During each round of edits email is the main means of communications between members of the district alias team.
For those performing lookups, whether from scan or from microfilm / microfiche at an LDS centre, the minimum email activities are:-
receiving a spreadsheet in .xls format as a mail attachment containing the entries which are to be looked up
after completing the extra columns in the spreadsheet, including indicating which corrections are to be submitted, emailing the spreadsheet to both the coordinator and the corrections collator
For those editing the district map files, the minimum email activities are:-
being informed of which letters are allocated to each team member for the up-coming round of edits
receiving allocated files as a mail message attachment as a zipped file
receiving aliases based on the scan lookups from the coordinator
sending aliases found in your files that need to be included in the files being edited by another team member and receiving them from those working on the other letters
returning your edited district map files and the 'dregs' files of those spellings that could not be aliases as a zipped file to the co-ordinator
the co-ordinator informing the deployment manager when all edited files have been tested and are ready for the start of the next build
For the page ranger(s) the email activities are:-
sending aliases found that need to be included in the files being edited by another team member
sending the dregs to the co-ordinator
For the testers the email activities are:-
receiving a group of standard districts that are to be checked for correct use of date and volume dependent aliases
sending aliases or corrections found to be necessary to the person allocated the appropriate letter file(s) for editing
where appropriate, sending Extras_from_testing.xls style spreadsheets to the co-ordinator
sending any problems found to the co-ordinator
For the corrections collator the minimum email activities are:-
receiving copies each month of the spreadsheets after completion by
the scan lookup team
Extras.xls style files from the lookup teams
Extras_from_testing.xls style files from the testers
extracting the corrections from the spreadsheets and reformatting them into a single spreadsheet and emailing it to the Corrections Co-Ordinator at the end of each round of aliasing.
If there are too many corrections in any round of aliasing, prioritizing the corrections so that those giving the most benefit are processed first
those affecting the surname, given names and page numbers are given highest priority
those that make the difference between being able to make an alias or not are are given second highest priority.

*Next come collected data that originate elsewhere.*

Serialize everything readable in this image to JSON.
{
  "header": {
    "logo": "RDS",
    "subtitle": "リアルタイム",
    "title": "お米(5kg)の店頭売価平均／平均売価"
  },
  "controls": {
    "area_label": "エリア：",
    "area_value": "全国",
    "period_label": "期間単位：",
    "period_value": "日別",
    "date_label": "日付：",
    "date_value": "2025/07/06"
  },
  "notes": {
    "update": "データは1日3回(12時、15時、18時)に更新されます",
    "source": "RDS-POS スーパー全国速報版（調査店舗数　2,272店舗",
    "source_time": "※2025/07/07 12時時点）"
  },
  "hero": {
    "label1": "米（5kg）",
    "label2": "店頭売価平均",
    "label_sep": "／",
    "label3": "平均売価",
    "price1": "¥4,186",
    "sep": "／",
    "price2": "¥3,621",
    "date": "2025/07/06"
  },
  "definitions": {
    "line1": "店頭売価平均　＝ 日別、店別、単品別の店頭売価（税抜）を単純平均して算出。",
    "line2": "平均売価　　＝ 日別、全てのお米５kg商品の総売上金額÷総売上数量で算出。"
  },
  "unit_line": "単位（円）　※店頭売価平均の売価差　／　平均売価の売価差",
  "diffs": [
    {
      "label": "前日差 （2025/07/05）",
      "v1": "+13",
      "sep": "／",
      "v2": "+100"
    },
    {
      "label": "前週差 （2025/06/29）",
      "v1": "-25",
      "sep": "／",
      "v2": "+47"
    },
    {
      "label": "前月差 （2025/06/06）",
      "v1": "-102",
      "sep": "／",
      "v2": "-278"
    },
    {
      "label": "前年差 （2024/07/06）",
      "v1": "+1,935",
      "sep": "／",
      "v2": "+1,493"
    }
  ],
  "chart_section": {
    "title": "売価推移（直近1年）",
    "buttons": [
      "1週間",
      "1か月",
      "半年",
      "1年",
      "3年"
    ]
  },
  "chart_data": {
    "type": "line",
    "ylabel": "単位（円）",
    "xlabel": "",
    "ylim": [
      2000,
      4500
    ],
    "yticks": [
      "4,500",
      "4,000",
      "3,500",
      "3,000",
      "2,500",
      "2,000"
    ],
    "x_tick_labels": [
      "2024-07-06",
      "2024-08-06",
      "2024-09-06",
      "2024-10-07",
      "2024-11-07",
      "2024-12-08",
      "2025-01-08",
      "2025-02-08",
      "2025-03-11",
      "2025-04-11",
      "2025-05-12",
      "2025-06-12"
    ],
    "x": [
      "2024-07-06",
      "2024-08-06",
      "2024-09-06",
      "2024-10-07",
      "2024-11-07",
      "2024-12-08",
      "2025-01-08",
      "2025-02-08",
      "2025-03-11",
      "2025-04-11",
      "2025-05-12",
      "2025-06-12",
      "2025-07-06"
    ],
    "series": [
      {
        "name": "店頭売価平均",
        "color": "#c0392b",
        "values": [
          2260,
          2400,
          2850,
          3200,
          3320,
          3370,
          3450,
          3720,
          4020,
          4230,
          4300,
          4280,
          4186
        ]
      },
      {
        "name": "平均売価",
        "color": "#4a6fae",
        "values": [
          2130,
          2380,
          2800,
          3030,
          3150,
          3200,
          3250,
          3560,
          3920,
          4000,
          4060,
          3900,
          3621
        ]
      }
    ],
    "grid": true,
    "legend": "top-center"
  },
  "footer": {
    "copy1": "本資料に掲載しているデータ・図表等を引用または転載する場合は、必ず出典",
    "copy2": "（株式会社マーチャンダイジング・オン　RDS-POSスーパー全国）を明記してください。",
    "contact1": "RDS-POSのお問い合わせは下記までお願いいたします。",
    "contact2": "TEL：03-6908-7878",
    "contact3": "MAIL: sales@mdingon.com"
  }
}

For those rounds of aliasing where too many corrections are identified, the coordinator will identify these after the district map files have been tested and returned for the start of the next database update.
those that involve a correction to a volume number are given third highest priority
those that involve a substantial change to the spelling of the district are given higher priority than simple corrections such as changing an l to a t
those that are minor changes can be put aside until a later round of aliasing so that the Corrections Coordinator does not become overwhelmed by our activities
changes where the transcriber has correctly used the UCF characters will be given lowest priority for correction
receiving and feedback from the Corrections Co-Ordinator and emailing it within the aliasing team as appropriate
Nowadays there are usually only a handful of entries per round that require a scan lookup and so there is rarely a need to split the lookups between team members as described in the rest of this section.
Since Bob Philips is involved in a co-ordinator role for the John Slann syndicate, every effort will be made for the scan lookups of members of the John Slann syndicate to be allocated to him. If any other current or future members of the scan lookup teams have similar preferences please email the coordinator.
In the early days of scan lookups it was discovered that 1 individual was responsible for 5% of the errors that were targetted during that month. Further investigation showed that 94% of the entries in one of his files contained transcription errors. Diana volunteered and agreed with the transcriber's syndicate co-ordinator that she would re-transcribe his files herself. This way it is not necessary for him to be inundated with the corrections, as we find them one by one. His entries can either be aliased as normal or hidden by means of a special (looked up - hide) hidden pseudo-district that has been created specifically for this purpose in the lookups.txt file. Any further scan lookups for this individual will be allocated to Diana for her to provide the correct entry, but these corrections will not be forwarded at present.
The lists created in the file lookups.txt cannot be used until the database build has completed. It then takes a further few days before submissions queries are done using http://www.freebmd.org.uk/cgi/aliasing-tools.pl and then sorted using Excel by year. Where known those years which are not scanned and those entries submitted as parts of one-name studies are removed from the worksheet. Because aliases are made by spelling + volume combinations, this can also result in some of the other pre-selected lookups being a waste of time since even if they can be read they cannot be aliased. These are also removed from the worksheet.
The remaining entries are split by year or as a group of consecutive years into separate spreadsheets and emailed to a member of the scan lookup team. Where possible smaller files are allocated to those who are busy co-ordinating their syndicates and larger files are allocated to those who are members of the scan lookup team and also transcribers.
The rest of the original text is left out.